Bran answered, his deep voice resigned. “Aye. She can. She can give it all up and become mortal.”
The heirs went silent. And Sebastian was no exception. Athena was willing to give up her immortality, to be human, to get her kid back.
Zaria gazed over the assembly with a satisfied expression. “I’d suggest watching your backs from now on.” She pivoted and sauntered to the door, waving a hand as she went. “Good luck. You’re gonna need it.” And then she disappeared into thin air.
As soon as she left, Bran glared at each Novem head. “Stop. Stop it right now. Do not let this divide us. That’s exactly what she wants, and you know it.”
“The Hands are currently in the library, correct?” Simon Baptiste asked quietly, flipping a pen through his fingers.
A shiver went down Sebastian’s spine.
Simon was known for his excesses and cruelties. He stayed just barely within Novem law, but everyone knew there were heinous crimes done in secret, things the group could never pin on him. His son, Gabriel, was fast becoming like his father.
No one answered Simon. They all believed the Hands were there. Sebastian half expected all of them to run for the door. The kind of power Athena was offering was staggering. Yet no one moved. No one wanted to be the first to show where their loyalties lay.
“We must agree the Hands stay in the library,” Michel said, glancing around the room. “We must vow never to let what was said here go farther than this room. To do so would mean chaos, betrayal, murder, war.”
“Michel is right,” Rowen said. “This is our home. If word gets out, the library will be under siege. We’ll be hunted for knowing how to get inside. Your heirs will be hunted for any knowledge they might possess about the library. We must agree to do nothing.”
“What about Ari?” Gabriel asked. “She knows how to get inside. She’d be the one Athena or anyone else goes after.”
“She doesn’t know how to get inside on her own,” Sebastian said, giving Gabriel a look that promised retribution.
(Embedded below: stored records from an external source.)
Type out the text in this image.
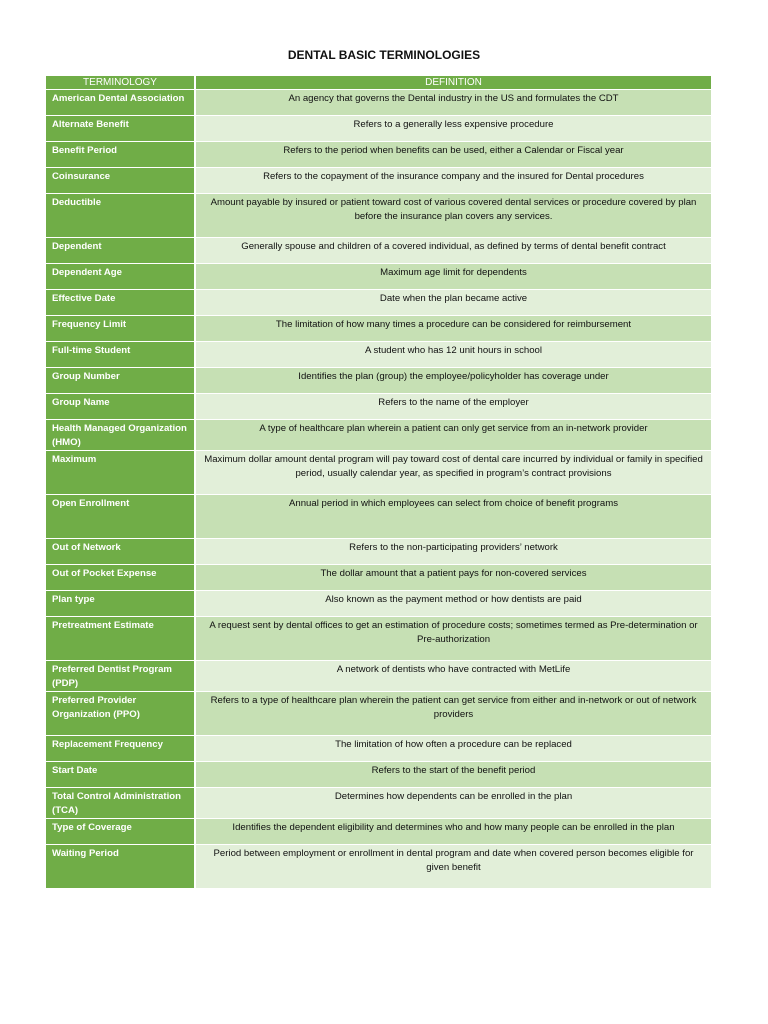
DENTAL BASIC TERMINOLOGIES
TERMINOLOGY	DEFINITION
American Dental Association	An agency that governs the Dental industry in the US and formulates the CDT
Alternate Benefit	Refers to a generally less expensive procedure
Benefit Period	Refers to the period when benefits can be used, either a Calendar or Fiscal year
Coinsurance	Refers to the copayment of the insurance company and the insured for Dental procedures
Deductible	Amount payable by insured or patient toward cost of various covered dental services or procedure covered by plan before the insurance plan covers any services.
Dependent	Generally spouse and children of a covered individual, as defined by terms of dental benefit contract
Dependent Age	Maximum age limit for dependents
Effective Date	Date when the plan became active
Frequency Limit	The limitation of how many times a procedure can be considered for reimbursement
Full-time Student	A student who has 12 unit hours in school
Group Number	Identifies the plan (group) the employee/policyholder has coverage under
Group Name	Refers to the name of the employer
Health Managed Organization (HMO)	A type of healthcare plan wherein a patient can only get service from an in-network provider
Maximum	Maximum dollar amount dental program will pay toward cost of dental care incurred by individual or family in specified period, usually calendar year, as specified in program’s contract provisions
Open Enrollment	Annual period in which employees can select from choice of benefit programs
Out of Network	Refers to the non-participating providers’ network
Out of Pocket Expense	The dollar amount that a patient pays for non-covered services
Plan type	Also known as the payment method or how dentists are paid
Pretreatment Estimate	A request sent by dental offices to get an estimation of procedure costs; sometimes termed as Pre-determination or Pre-authorization
Preferred Dentist Program (PDP)	A network of dentists who have contracted with MetLife
Preferred Provider Organization (PPO)	Refers to a type of healthcare plan wherein the patient can get service from either and in-network or out of network providers
Replacement Frequency	The limitation of how often a procedure can be replaced
Start Date	Refers to the start of the benefit period
Total Control Administration (TCA)	Determines how dependents can be enrolled in the plan
Type of Coverage	Identifies the dependent eligibility and determines who and how many people can be enrolled in the plan
Waiting Period	Period between employment or enrollment in dental program and date when covered person becomes eligible for given benefit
“Sebastian is right. I let her into the library,” Michel said. “She does not have the blood or the ward combinations to get inside herself. Only we do. But we must agree. We must not speak of what happened here tonight or we are all targets.”
“Targets, or betrayers ourselves,” Nikolai Deschanel spoke up. “Do I put my trust in all of you? Do I do nothing while the rest of you grasp at immortality, at godhood? Or do I strike first?”
The question hung suspended in the room. The Novem’s collective energy became thick, making the room hot and stuffy. Sweat beaded on Sebastian’s skin.
Traitor he might be, but Sebastian knew he had to get those Hands out of the library before someone else did—if they were even there. He wouldn’t do it for immortality. He’d do it for Ari.
“We should give them back,” Nell Cromley said. “Doesn’t that solve everything? Just send them back before this whole situation blows up.”
“The heirs can be dismissed now,” Soren Mandeville said.
After vowing their silence, the heirs were let go. Sebastian was the first to exit, drawing in a deep breath of untainted air. He didn’t stop until he was on the second floor. He was shaking, adrenaline still speeding through his system like a rocket. His boots thudded across the long gallery that fronted Jackson Square below. At oneof the arched windows, he stopped and dragged his fingers through his hair.
Hunter followed and parked himself on the other side of the window, his gaze somber as he stared. Hunter was older. He’d been imprisoned by Athena and set free with Michel when Ari had escaped her cell, rescuing the lot of them. “Athena knows exactly what she’s doing, I’ll say that for her.”
“Master of strategic warfare and all,” Sebastian said dryly.